Ao custo de mais R$ 20 bilhões a R$ 50 bilhões/ano
é possível mudar a realidade nacional, com priorização das Regiões Norte e
Nordeste e periferias das grandes cidades.
Com a disponibilização de mais R$ 10 bilhões anuais
para saneamento seria possível ampliar o esgotamento sanitário (coleta e
tratamento) e o fornecimento de água tratada, com reflexos positivos na saúde
da população e redução da mortalidade infantil.
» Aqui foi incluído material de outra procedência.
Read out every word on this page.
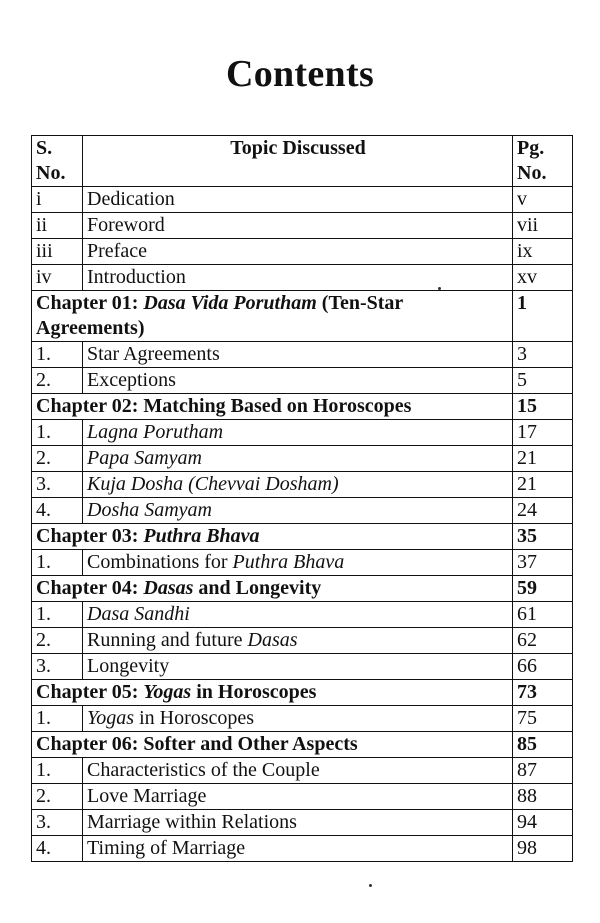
Contents
S. No.	Topic Discussed	Pg. No.
i	Dedication	v
ii	Foreword	vii
iii	Preface	ix
iv	Introduction	xv
Chapter 01: Dasa Vida Porutham (Ten-Star Agreements)		1
1.	Star Agreements	3
2.	Exceptions	5
Chapter 02: Matching Based on Horoscopes		15
1.	Lagna Porutham	17
2.	Papa Samyam	21
3.	Kuja Dosha (Chevvai Dosham)	21
4.	Dosha Samyam	24
Chapter 03: Puthra Bhava		35
1.	Combinations for Puthra Bhava	37
Chapter 04: Dasas and Longevity		59
1.	Dasa Sandhi	61
2.	Running and future Dasas	62
3.	Longevity	66
Chapter 05: Yogas in Horoscopes		73
1.	Yogas in Horoscopes	75
Chapter 06: Softer and Other Aspects		85
1.	Characteristics of the Couple	87
2.	Love Marriage	88
3.	Marriage within Relations	94
4.	Timing of Marriage	98
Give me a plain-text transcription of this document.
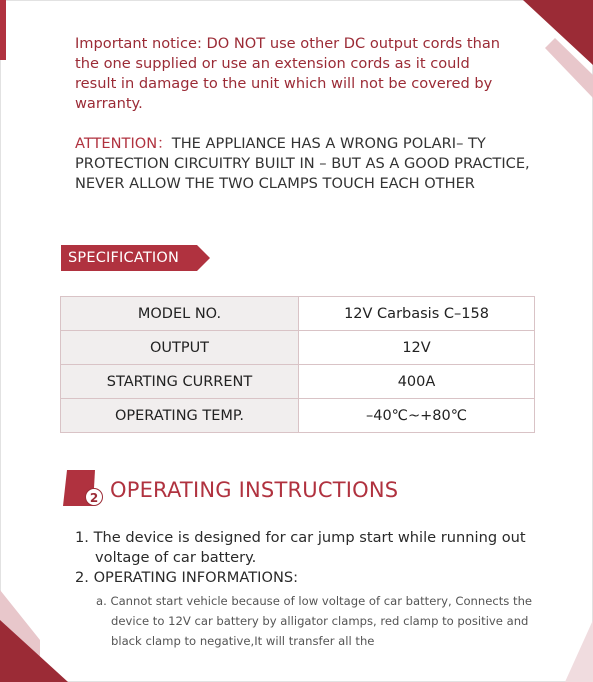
Important notice: DO NOT use other DC output cords than the one supplied or use an extension cords as it could result in damage to the unit which will not be covered by warranty.
ATTENTION：THE APPLIANCE HAS A WRONG POLARI– TY PROTECTION CIRCUITRY BUILT IN – BUT AS A GOOD PRACTICE, NEVER ALLOW THE TWO CLAMPS TOUCH EACH OTHER
SPECIFICATION
MODEL NO.	12V Carbasis C–158
OUTPUT	12V
STARTING CURRENT	400A
OPERATING TEMP.	–40℃~+80℃
2 OPERATING INSTRUCTIONS
1. The device is designed for car jump start while running out voltage of car battery.
2. OPERATING INFORMATIONS:
a. Cannot start vehicle because of low voltage of car battery, Connects the device to 12V car battery by alligator clamps, red clamp to positive and black clamp to negative,It will transfer all the
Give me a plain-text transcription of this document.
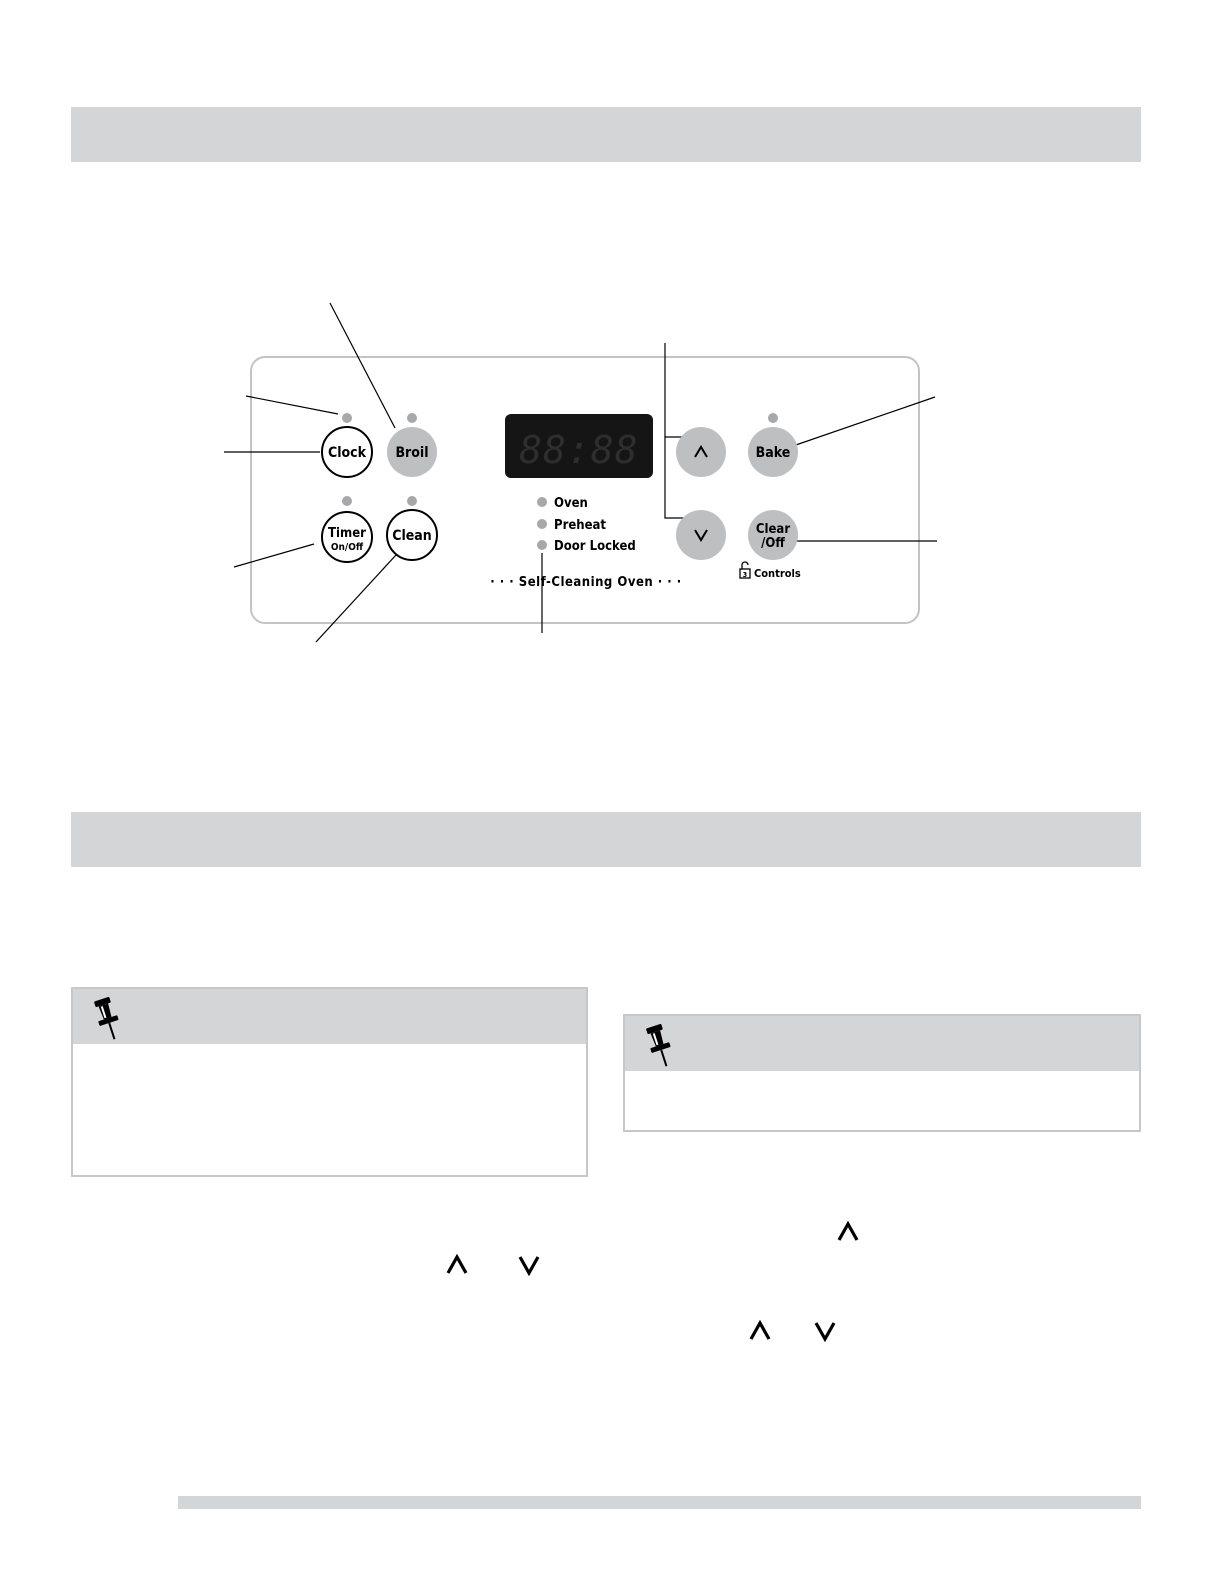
Clock Broil
Timer
On/Off
Clean
88:88
Oven
Preheat
Door Locked
· · · Self-Cleaning Oven · · ·
Bake
Clear
/Off
3 Controls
Necessário também falar em geração de empregos e
ocupação econômica. A maior obra social é o emprego, não apenas porque garante
renda, mas também porque assegura dignidade ao ser humano. Mais de 10 milhões
de empregos seriam gerados com a construção de milhares de unidades
habitacionais, obras de infraestrutura, construção de escolas técnicas,
ampliação do SUS. Tudo com impacto positivo na economia, dada a elevação do
consumo, aumento da demanda e elevação da produção industrial, em um círculo
virtuoso.
Se houver planejamento e forem reduzidos um terço
dos prejuízos com a corrupção, um terço dos excessos da máquina pública e
metade das renúncias fiscais concedidas de maneira ilegítima, o Brasil terá o
reforço de R$ 309 bilhões no Orçamento anual, tornando possível todos os
investimentos citados. Se o corte for um pouco maior, viabilizará também
grandes – e necessárias – obras de infraestrutura, como rodovias, ferrovias,
portos e aeroportos, mormente nas Regiões Norte, Nordeste e Centro-Oeste,
marcando o início da correção das atrofias demográficas e das desigualdades
regionais.
Seria ou não suficiente para o país retomar o
caminho do desenvolvimento e se tornar muito melhor para os brasileiros? É o
desejo de todos, porém exige coragem. Caso esses problemas não forem atacados,
não teremos uma solução efetiva. Os discursos poderão ser eloquentes, mas as
medidas que ignorarem essa realidade serão cosméticas, contribuindo para a
degradação moral, manutenção de privilégios e perpetuação das injustiças
sociais.
Samuel Hanan - engenheiro com especialização nas áreas de macroeconomia, administração de empresas e finanças, empresário, e foi vice-governador do Amazonas (1999-2002).